Saturday, December 11, 2004

Bring Back The Rod

‘Another Stream’ is a fortnightly opinion column in ‘The Jewish Tribune’, the UK’s indigenous chareidi newspaper. (Sorry no website. Now or ever.)

The author a well-known communal know-it –all, tackles a range of important issues such as the playing of the wrong type of music at chasunnes (weddings), the plummeting levels of derceh eretz youngsters have for their elders (so unlike when he was young), the scarcity of shadchonim (matchmakers) resulting in too many young women left on the shelf, and other such topics. You get the gist.

This weeks subject was corporal punishment, which he enthusiastically supports. Scripture, Gemorrah (Talmud) and the Rambam (Maimonodies) are all on his side he assures us as and all back it as a pedagogic tool. He is currently enthused by the topic as he has found an ally in the Christian Fellowship School.

Well well.

I am an alumnus of chareidi school/cheider system. And take it from me it was violent. The bruises have healed long ago but as an adult I still suffer the side effects of being hit at school. The reason why I have confidence taking my children to school each morning is because I know that hitting is now illegal and looked upon seriously by the courts. Even chareidi staff fear the enraged parent rushing off and informing the authorities. They are conscious that parents faced with protecting their children might well overcome the prevailing fear of being branded malshinim (informers).

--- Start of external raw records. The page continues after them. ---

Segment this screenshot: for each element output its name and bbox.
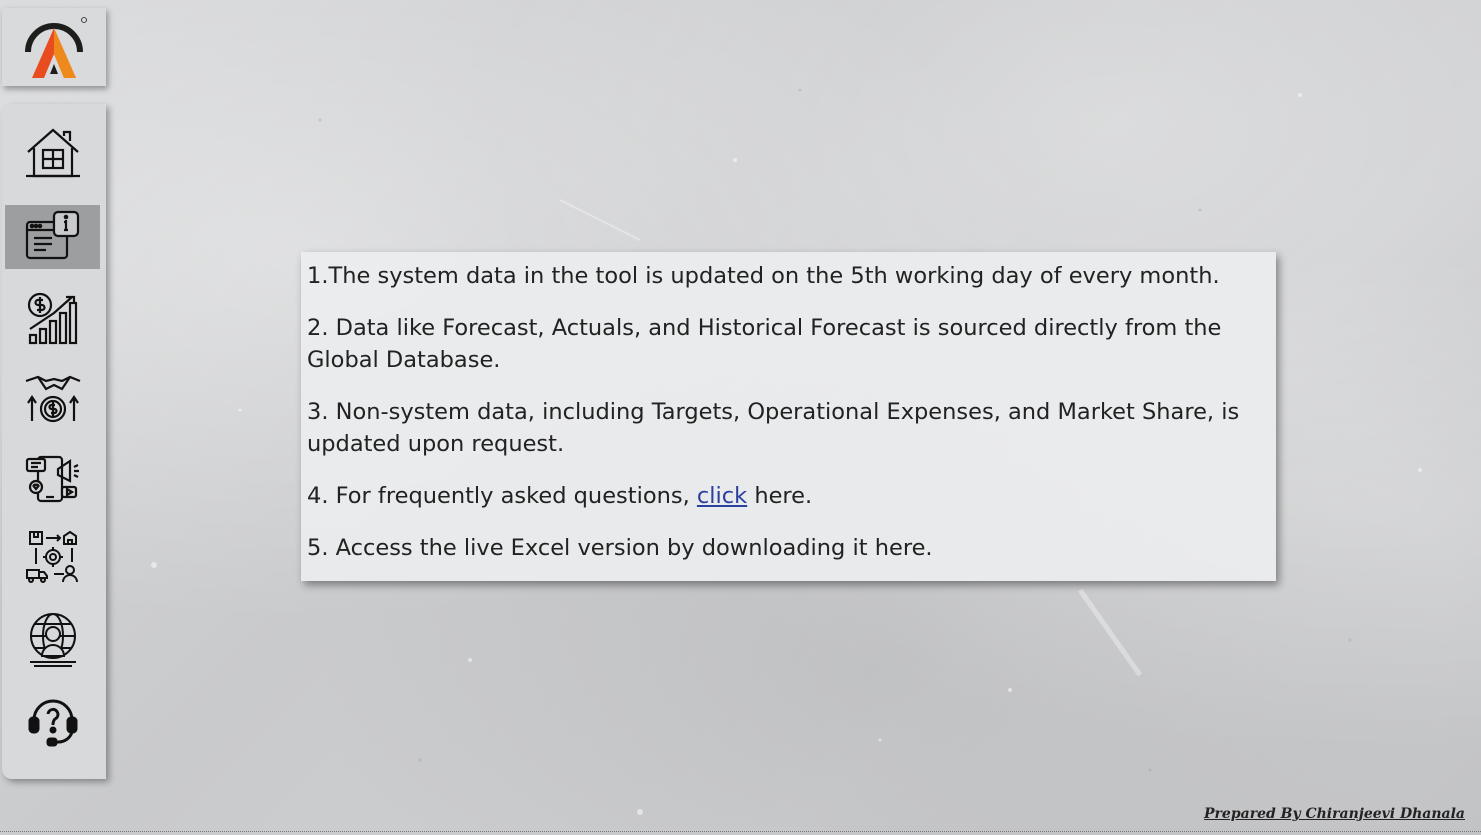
brand-logo[interactable] xyxy=(2,8,106,86)
sidebar-item-finance[interactable] xyxy=(5,286,100,350)
dollar-growth-chart-icon xyxy=(27,292,77,345)
supply-chain-icon xyxy=(25,530,78,583)
sidebar-nav xyxy=(2,104,106,779)
social-media-marketing-icon xyxy=(25,455,79,503)
support-headset-icon xyxy=(28,699,77,747)
house-icon xyxy=(25,128,80,178)
info-document-icon xyxy=(25,210,79,260)
info-line-4-suffix: here. xyxy=(747,483,813,509)
global-person-icon xyxy=(29,613,76,667)
info-line-2: 2. Data like Forecast, Actuals, and Hist… xyxy=(307,315,1222,373)
bottom-divider xyxy=(0,831,1481,832)
sidebar-item-home[interactable] xyxy=(5,121,100,185)
sidebar-item-marketing[interactable] xyxy=(5,446,100,510)
sidebar-item-global[interactable] xyxy=(5,607,100,671)
brand-logo-a-icon xyxy=(25,17,87,78)
info-panel: 1.The system data in the tool is updated… xyxy=(301,252,1276,581)
info-line-4-prefix: 4. For frequently asked questions, xyxy=(307,483,697,509)
author-credit: Prepared By Chiranjeevi Dhanala xyxy=(1204,806,1465,822)
sidebar-item-logistics[interactable] xyxy=(5,525,100,589)
sidebar-item-help[interactable] xyxy=(5,687,100,751)
info-line-5: 5. Access the live Excel version by down… xyxy=(307,535,933,561)
info-line-4: 4. For frequently asked questions, click… xyxy=(307,480,1270,512)
handshake-money-icon xyxy=(25,375,80,423)
info-line-3: 3. Non-system data, including Targets, O… xyxy=(307,399,1240,457)
sidebar-item-deal[interactable] xyxy=(5,366,100,430)
sidebar-item-info[interactable] xyxy=(5,205,100,269)
info-line-1: 1.The system data in the tool is updated… xyxy=(307,263,1220,289)
faq-link[interactable]: click xyxy=(697,483,747,509)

No! Banning corporal punishment was a great step forward. What upset me was that the chareidi community could not have seen reason to unilaterally remove it from its schools. I am gutted that some are agitating to have it reinstated. Schools today are far friendlier places – and it shows. I suspect even King Solomon, who famously suggested that ‘ He Hates His Son He Who Withholds The Rod’ (Proverbs 13:24 ) would readily approve.


Blogger Tamara said...

Welcome to the blogosphere. As someone who briefly attended a school where corporal punishment was allowed, I can attest to the horrible climate created in the classroom when a teacher is permitted to abuse children (and it is a form of abuse, nothing less). Thank G-d things have changed in that respect.

7:37 AM  
Blogger yoinoson schreiber said...

This comment has been removed by a blog administrator.

8:10 AM  
Blogger yoinoson schreiber said...

Tamara. Thanks for commenting. I appreciate it.

You say:

'Thank G-d things have changed in that respect'

I would have had G-d to thank had those who run these schools found a Torah related reason to ban it. In the event they can't continue because they are afraid of the law - and as I say in my post seem quite happy to reinstate it if the law changed.

Unfortunately it is not G-d and his Torah that I have to thank but a secular government.

8:27 AM  
Blogger fluffykneidle said...

Don't we all know about it. I'm assuming I'm alot younger than the rest of you, so this is not going back a very long time. Seeing as I never had much zitzfleish, I often got frassked and/or hit with a wooden ruler (surprise the teacher, usually a fresh out of nappies sem girl, by catching the ruler between you palms.) Were they wrong? right? It hurt, and I definately lost the little respect I didn't have for the staff in the first place, but I also can't think of a punishment that WOULD have made me behave. I'm not ch''v endorsing corperal punishment, a family member of mine was badly hurt due to his 'rebbe's' bamboo stick (stamford hill strikes again [mind the pun]), but can you think of what make a lively child who is bored and fustrated from lack of stimulation that would have any effect? A private tutor would have been the obvious answer but in my case, as in many others, was financially prohibitive.

10:28 AM  
Blogger DovBear said...

Such things never occured in modern schools.

5:09 PM  
Blogger mnuez said...

Hey, I can't promise you anything about King Solomon but ya might wanna have an /honest/ look what the mishna has to say about someone who accidentally killed his kid when hitting him. No Golus.

Now, for a tap on the shoulder, there's no hava amina for golus - we're talking about the kind of beating that could, if one isn't careful, result in death, - manslaughter.

And why no galus? Heh, heh. Black on white, because it's a mitzvah.

And while you're at it, have a look at the michtav me'eliyahu on the issue at the back of chelek gimel (don't expect to see it in Strive For Truth ("Truth!") any time soon). In writing on the issue, the Rav of all modern mussarniks writes about the necessity of providing your child (through beating) a "lev nishbar v'nidkeh". And he also lets us know that it might be a good idea to make up some libel against a good kid so that you have an excuse to hit him too.

I don't know what your mythical Solomon would say, but I gota mishna for you to look at.